ORDONNANCE DE CLÔTURE : rendue le 14/10/2025
EXPOSÉ DU LITIGE
M. [F] a été engagé par la société [6], pour une durée indéterminée à compter du 29 janvier 2020, en qualité de conducteur receveur.
M. [F] a été victime d’un accident du travail le 18 mars 2021. Il a été placé en arrêt de travail jusqu’au 20 septembre 2021.
Par courriers des 13 avril et 29 juin 2021, l’employeur a demandé au salarié le remboursement d’écarts de caisse.
Par courrier du 15 octobre 2021, M. [F] a été mis à pied à titre conservatoire et convoqué pour le 22 octobre suivant, à un entretien préalable à son licenciement.
Par lettre du 8 novembre 2021, la société [Adresse 5] a notifié à M. [F] son licenciement pour faute grave.
M. [F] a saisi le conseil de prud’hommes de Cambrai et formé des demandes afférentes à un licenciement nul, ainsi qu’à l’exécution de son contrat de travail.
Par jugement du 29 janvier 2024, le conseil de prud’hommes de Cambrai a :
— dit le licenciement pour cause réelle et sérieuse ;
— dit que la société [6] avait procédé à une sanction pécuniaire prohibée ;
— dit que la société [Adresse 5] avait procédé à une défalque injustifiée de congés payés en juin 2021 ;
— déclaré recevable la pièce adverse n° 6 ;
— condamné la société [6] à payer à M. [F] les sommes de :
— 260,00 euros à titre de rappel de salaire ;
— 650,60 euros à titre de rappel d’indemnité de congés payés ;
— 1 500,00 euros en application de l’article 700 du code de procédure civile ;
— débouté M. [F] du surplus de ses demandes ;
— condamné la société [Adresse 5] aux dépens.
M. [F] a interjeté appel de ce jugement par déclaration du 8 mars 2024.

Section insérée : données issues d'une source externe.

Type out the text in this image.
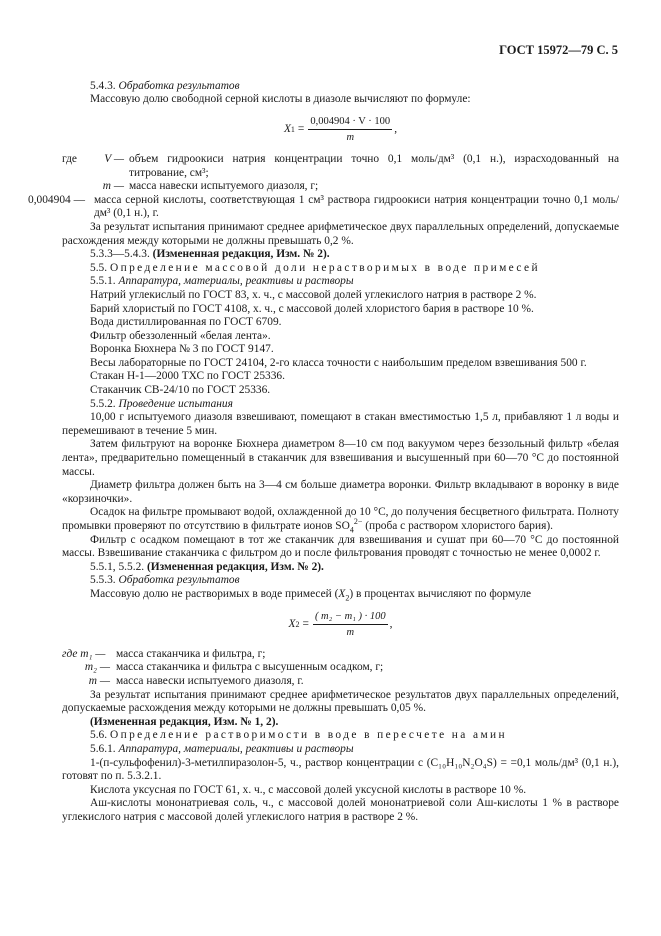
ГОСТ 15972—79 С. 5

5.4.3. Обработка результатов

Массовую долю свободной серной кислоты в диазоле вычисляют по формуле:

X $1 = \frac{0,004904 \cdot V \cdot 100}{m}$ ,
где	V — объем гидроокиси натрия концентрации точно 0,1 моль/дм³ (0,1 н.), израсходованный на титрование, см³;
m — масса навески испытуемого диазоля, г;
0,004904 — масса серной кислоты, соответствующая 1 см³ раствора гидроокиси натрия концентрации точно 0,1 моль/дм³ (0,1 н.), г.

За результат испытания принимают среднее арифметическое двух параллельных определений, допускаемые расхождения между которыми не должны превышать 0,2 %.

5.3.3—5.4.3. (Измененная редакция, Изм. № 2).

5.5. Определение массовой доли нерастворимых в воде примесей

5.5.1. Аппаратура, материалы, реактивы и растворы

Натрий углекислый по ГОСТ 83, х. ч., с массовой долей углекислого натрия в растворе 2 %.

Барий хлористый по ГОСТ 4108, х. ч., с массовой долей хлористого бария в растворе 10 %.

Вода дистиллированная по ГОСТ 6709.

Фильтр обеззоленный «белая лента».

Воронка Бюхнера № 3 по ГОСТ 9147.

Весы лабораторные по ГОСТ 24104, 2-го класса точности с наибольшим пределом взвешивания 500 г.

Стакан Н-1—2000 ТХС по ГОСТ 25336.

Стаканчик СВ-24/10 по ГОСТ 25336.

5.5.2. Проведение испытания

10,00 г испытуемого диазоля взвешивают, помещают в стакан вместимостью 1,5 л, прибавляют 1 л воды и перемешивают в течение 5 мин.

Затем фильтруют на воронке Бюхнера диаметром 8—10 см под вакуумом через беззольный фильтр «белая лента», предварительно помещенный в стаканчик для взвешивания и высушенный при 60—70 °С до постоянной массы.

Диаметр фильтра должен быть на 3—4 см больше диаметра воронки. Фильтр вкладывают в воронку в виде «корзиночки».

Осадок на фильтре промывают водой, охлажденной до 10 °С, до получения бесцветного фильтрата. Полноту промывки проверяют по отсутствию в фильтрате ионов $SO_4^{2-}$ (проба с раствором хлористого бария).

Фильтр с осадком помещают в тот же стаканчик для взвешивания и сушат при 60—70 °С до постоянной массы. Взвешивание стаканчика с фильтром до и после фильтрования проводят с точностью не менее 0,0002 г.

5.5.1, 5.5.2. (Измененная редакция, Изм. № 2).

5.5.3. Обработка результатов

Массовую долю не растворимых в воде примесей $(X_2)$ в процентах вычисляют по формуле

X $2 = \frac{\text{( m₂ − m₁ ) · 100}}{m}$ ,
где m₁ — масса стаканчика и фильтра, г;
m₂ — масса стаканчика и фильтра с высушенным осадком, г;
m — масса навески испытуемого диазоля, г.

За результат испытания принимают среднее арифметическое результатов двух параллельных определений, допускаемые расхождения между которыми не должны превышать 0,05 %.

(Измененная редакция, Изм. № 1, 2).

5.6. Определение растворимости в воде в пересчете на амин

5.6.1. Аппаратура, материалы, реактивы и растворы

1-(п-сульфофенил)-3-метилпиразолон-5, ч., раствор концентрации с (C₁₀H₁₀N₂O₄S) = =0,1 моль/дм³ (0,1 н.), готовят по п. 5.3.2.1.

Кислота уксусная по ГОСТ 61, х. ч., с массовой долей уксусной кислоты в растворе 10 %.

Аш-кислоты мононатриевая соль, ч., с массовой долей мононатриевой соли Аш-кислоты 1 % в растворе углекислого натрия с массовой долей углекислого натрия в растворе 2 %.
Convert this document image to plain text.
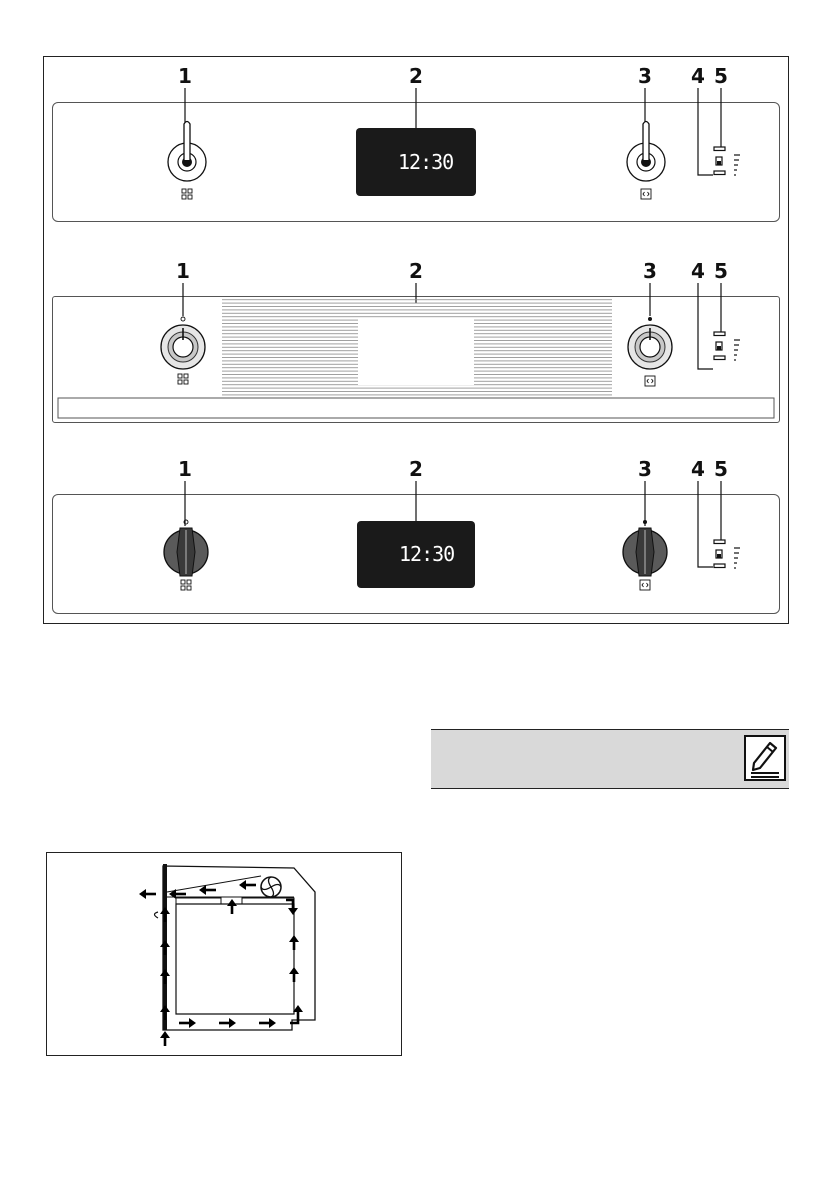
1	2	3 4 5
12:30
1	2	3 4 5
1	2	3 4 5
12:30
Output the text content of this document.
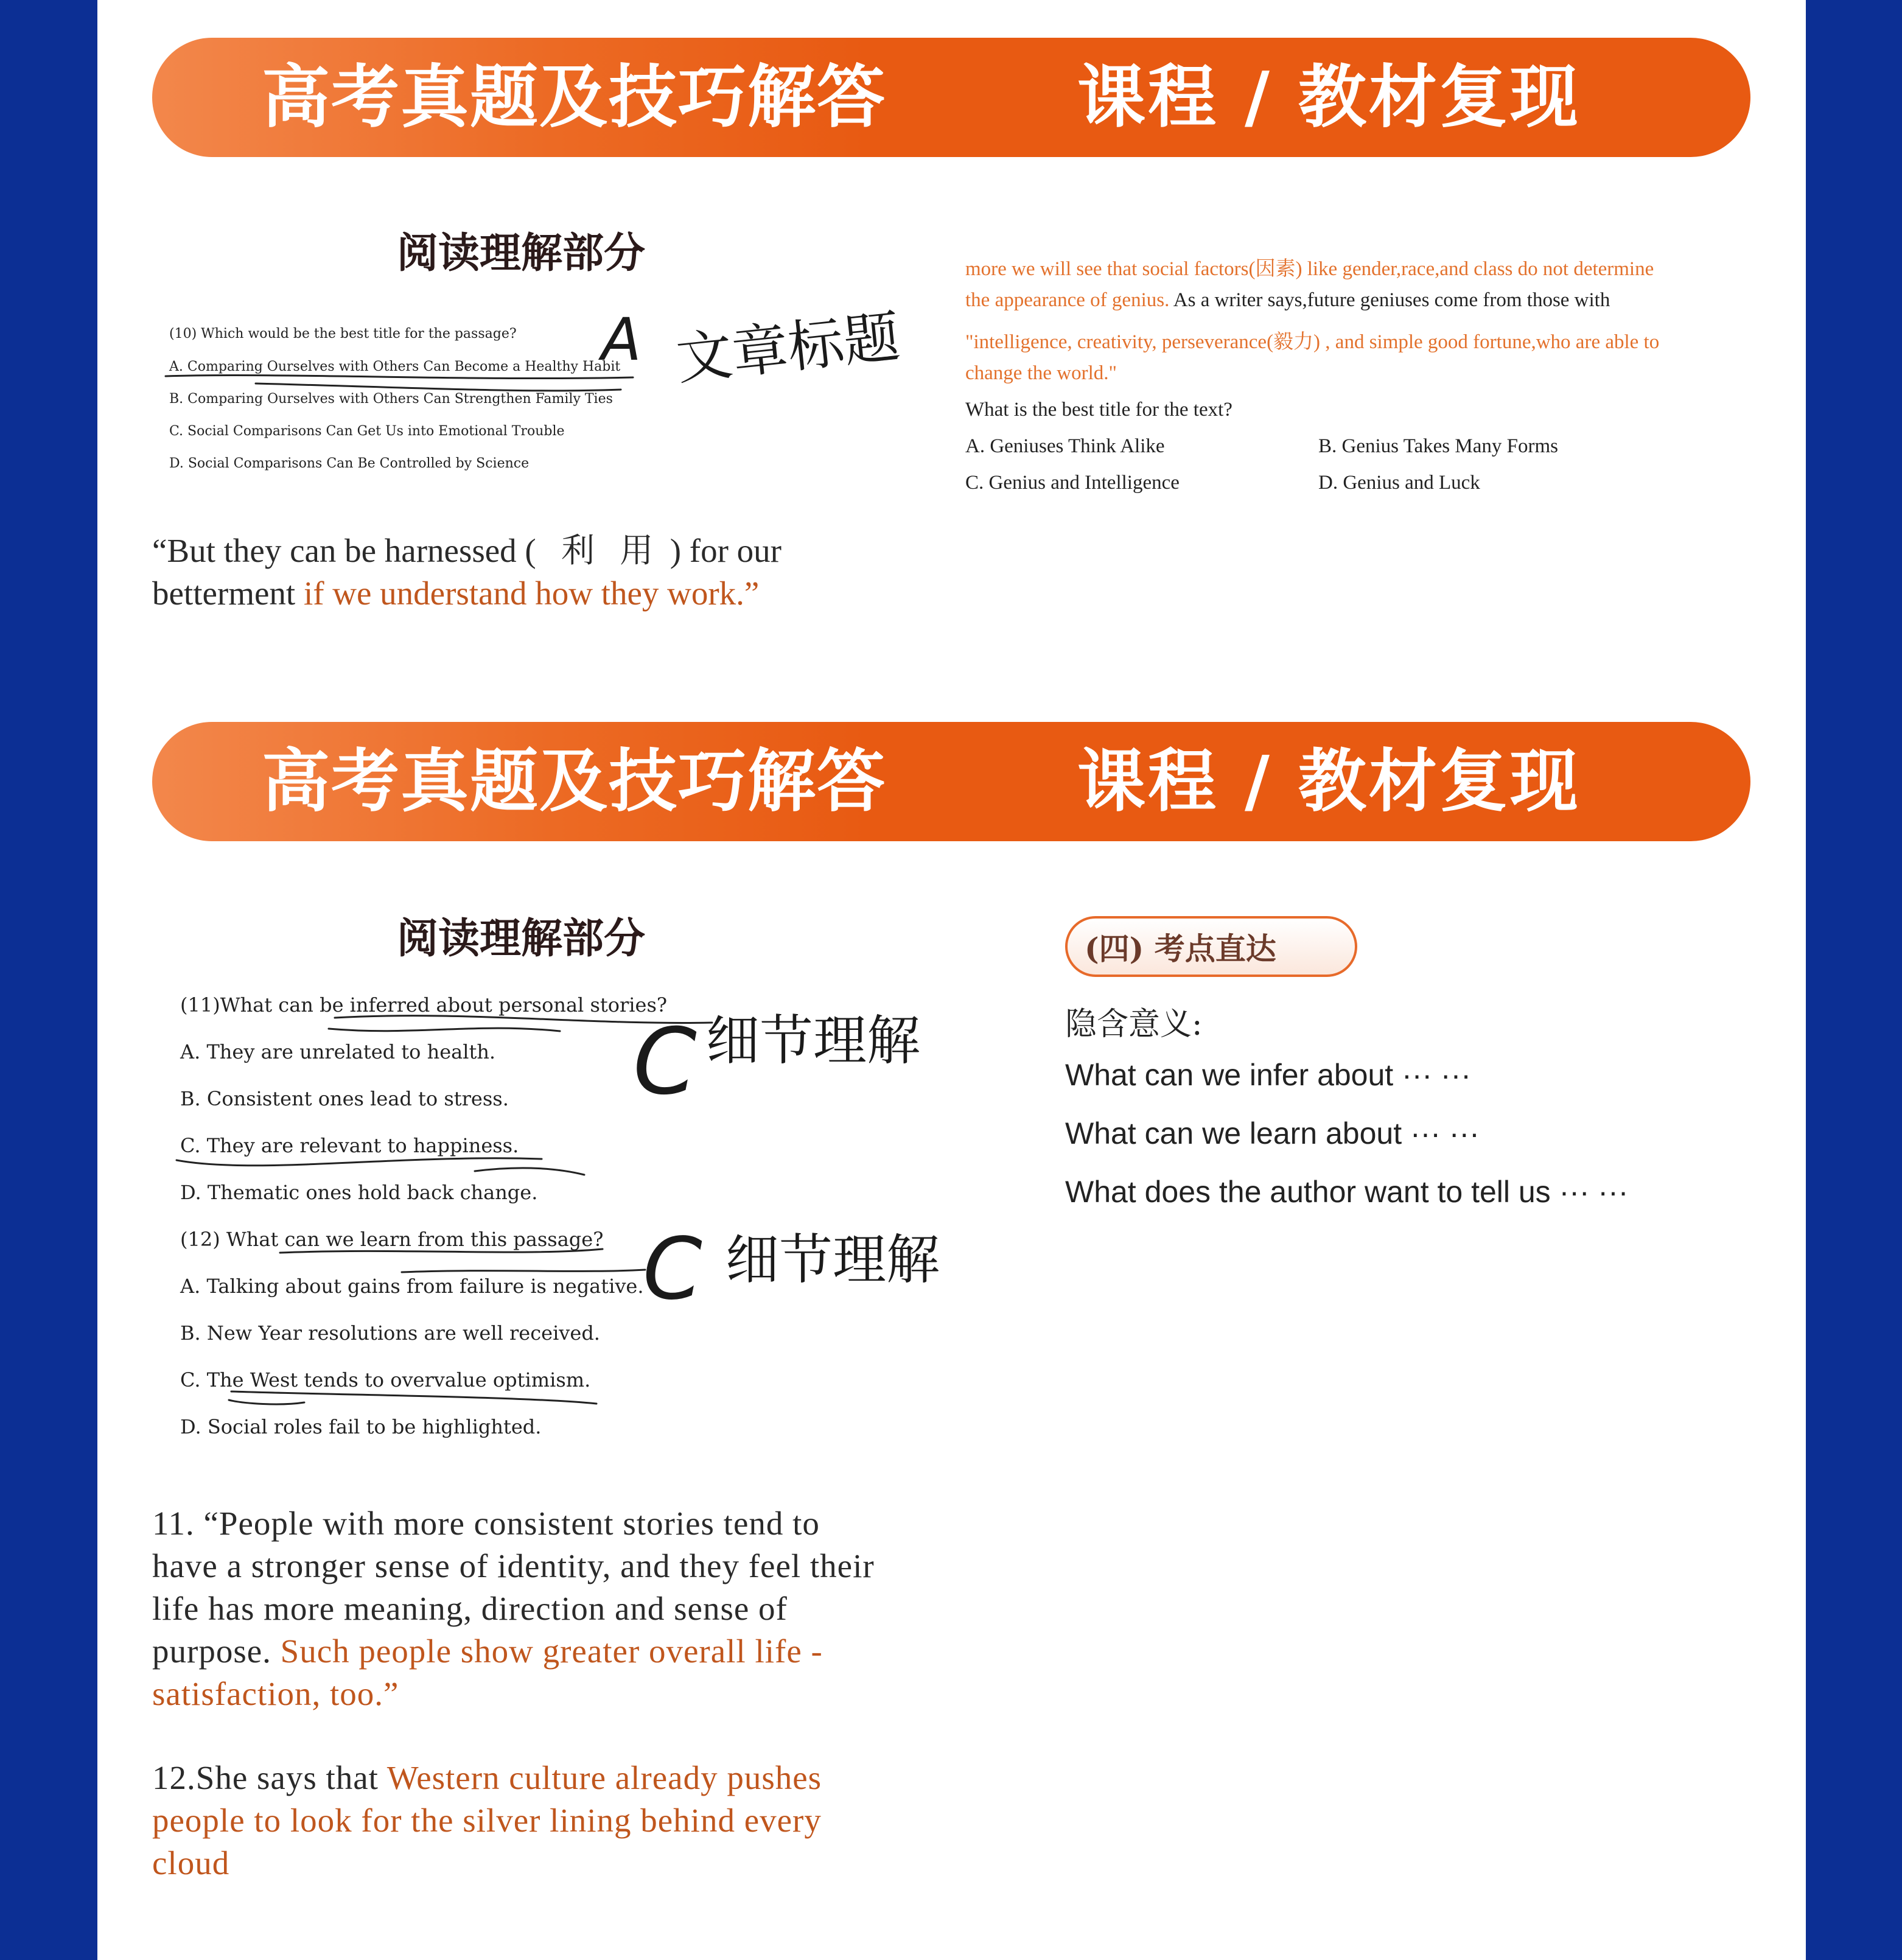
高考真题及技巧解答	课程 / 教材复现
阅读理解部分
(10) Which would be the best title for the passage?
A. Comparing Ourselves with Others Can Become a Healthy Habit
B. Comparing Ourselves with Others Can Strengthen Family Ties
C. Social Comparisons Can Get Us into Emotional Trouble
D. Social Comparisons Can Be Controlled by Science
A 文章标题
“But they can be harnessed (   利   用  ) for our betterment if we understand how they work.”
more we will see that social factors(因素) like gender,race,and class do not determine
the appearance of genius. As a writer says,future geniuses come from those with
"intelligence, creativity, perseverance(毅力) , and simple good fortune,who are able to
change the world."
What is the best title for the text?
A. Geniuses Think Alike	B. Genius Takes Many Forms
C. Genius and Intelligence	D. Genius and Luck
高考真题及技巧解答	课程 / 教材复现
阅读理解部分
(11)What can be inferred about personal stories?
A. They are unrelated to health.
B. Consistent ones lead to stress.
C. They are relevant to happiness.
D. Thematic ones hold back change.
(12) What can we learn from this passage?
A. Talking about gains from failure is negative.
B. New Year resolutions are well received.
C. The West tends to overvalue optimism.
D. Social roles fail to be highlighted.
C 细节理解
C 细节理解
11. “People with more consistent stories tend to have a stronger sense of identity, and they feel their life has more meaning, direction and sense of purpose. Such people show greater overall life - satisfaction, too.”
12.She says that Western culture already pushes people to look for the silver lining behind every cloud
(四) 考点直达
隐含意义:
What can we infer about ··· ···
What can we learn about ··· ···
What does the author want to tell us ··· ···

Aux termes de ses dernières conclusions transmises par voie électronique le 27 septembre 2024, M. [F] demande à la cour de confirmer les chefs de jugement portant condamnation, de l’infirmer pour le surplus et, statuant à nouveau, de :
— dire le licenciement nul, ou subsidiairement, sans cause réelle et sérieuse ;
— condamner la société [6] à lui payer les sommes de :
— 10 794,00 euros à titre d’indemnité pour licenciement nul ;
subsidiairement, 3 598,00 euros à titre d’indemnité pour licenciement sans cause réelle et sérieuse ;
— 1 574,13 euros à titre d’indemnité de licenciement ;
— 3598,00 euros à titre d’indemnité compensatrice de préavis ;
— 359,00 euros au titre de l’indemnité de congés payés afférente ;
— 1 419,98 euros à titre de rappel de salaire sur mise à pied conservatoire ;
— 141,95 euros au titre de l’indemnité de congés payés afférente ;
— 5 397,00 euros pour non-exécution de bonne foi du contrat de travail et non-respect des mesures de prévention des risques ;
— 3 000,00 euros en application de l’article 700 du code de procédure civile.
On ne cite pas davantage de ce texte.